From their site, “The Council for Responsible Jewellery Practices was founded in May 2005 with Members from a cross section of the diamond and gold jewellery supply chain, from mine to retail.
Council Members are committed to promoting responsible business practices in a transparent and accountable manner throughout the industry from mine to retail. Their commitment aims to maintain consumer confidence in diamond and gold jewellery products and the trust of all interested stakeholders in their industry.”
Our Practices: For the small shop bench jeweler, recycling is a commonplace aspect of the jewelry making process. Whether a jeweler casts or fabricates, metal filings and dust from polishing are as ubiquitous as dirt in a workshop. Sandy sweeps his bench and shop surfaces and floor with a special vacuum and sends these “sweeps” to be refined, or in other words, recycled. This amounts to a significant quantity of metals. Any jeweler who wants to not only recycle, but also not throw away a profitable natural resource does so.
He has also acquired an awful lot of used jewelry over the years which we also send to be refined and recycled.

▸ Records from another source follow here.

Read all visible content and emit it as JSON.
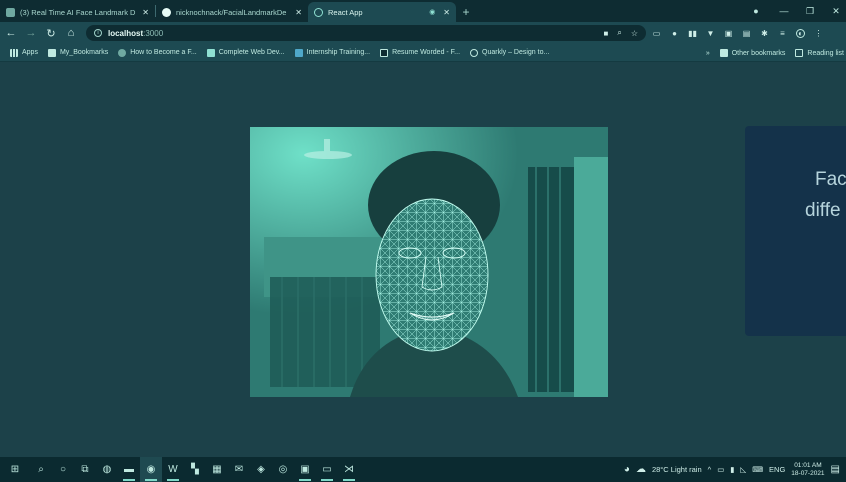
{
  "browser": {
    "tabs": [
      {
        "label": "(3) Real Time AI Face Landmark D",
        "icon": "youtube-icon"
      },
      {
        "label": "nicknochnack/FacialLandmarkDe",
        "icon": "github-icon"
      },
      {
        "label": "React App",
        "icon": "react-icon"
      }
    ],
    "address": {
      "host": "localhost",
      "port": ":3000"
    },
    "bookmarks": [
      {
        "label": "Apps",
        "icon": "apps-grid-icon"
      },
      {
        "label": "My_Bookmarks",
        "icon": "folder-icon"
      },
      {
        "label": "How to Become a F...",
        "icon": "page-icon"
      },
      {
        "label": "Complete Web Dev...",
        "icon": "doc-icon"
      },
      {
        "label": "Internship Training...",
        "icon": "s-icon"
      },
      {
        "label": "Resume Worded - F...",
        "icon": "r-icon"
      },
      {
        "label": "Quarkly – Design to...",
        "icon": "q-icon"
      }
    ],
    "bookmarks_more": "»",
    "other_bookmarks": "Other bookmarks",
    "reading_list": "Reading list"
  },
  "page": {
    "card_line1": "Fac",
    "card_line2": "diffe"
  },
  "taskbar": {
    "weather": "28°C  Light rain",
    "language": "ENG",
    "time": "01:01 AM",
    "date": "18-07-2021"
  },
  "colors": {
    "tab_bar": "#0e2c32",
    "toolbar": "#1d4a52",
    "page_bg": "#1c4149",
    "card": "#14324a",
    "mesh": "#9ff0e0"
  }
}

Many of our customers refashion jewelry that they’ve inherited. We can melt these pieces ourselves or send them out for refining and refashion them into new jewelry. If you’re interested in doing this just let us know.
In jewelry fabrication, metal is often cut into shapes from a larger sheet using various techniques. Obviously then, there remain significant quantities of unused odd-shaped pieces left over from projects. We have boxes of such material that we melt for casting.
Casting involves the creation of a “tree” to which the individual pieces are attached, as shown in the picture below.
Everything but the rings can then be remelted and used for another casting. This is also a common practice. And, of course, we buy our materials from folks who are complying with new sound standards. Ditto for diamonds and other precious and non-precious gemstones.
The Bottom Line for us:
We all hope for continued prosperity for all people, and governments of industrialized nations demand this of less industrialized nations in exchange for helping programs. Yet, if we humans want to follow the Walmart and Target model, buying, buying, owning countless inexpensive and meaningless items, including jewelry, that we lose or forget about, then demand will continue to rise dramatically. This isn’t prosperity. It’s greed. And a kind of dull pacification. Makes me think of my grandma. She raised 9 kids by herself during the 30’s and 40’s and insisted on buying sheets and furniture and clothes that were expensive, because they lasted and were nicer.We can boost our immunity to advertising propaganda. And we don’t have to stop wearing jewelry.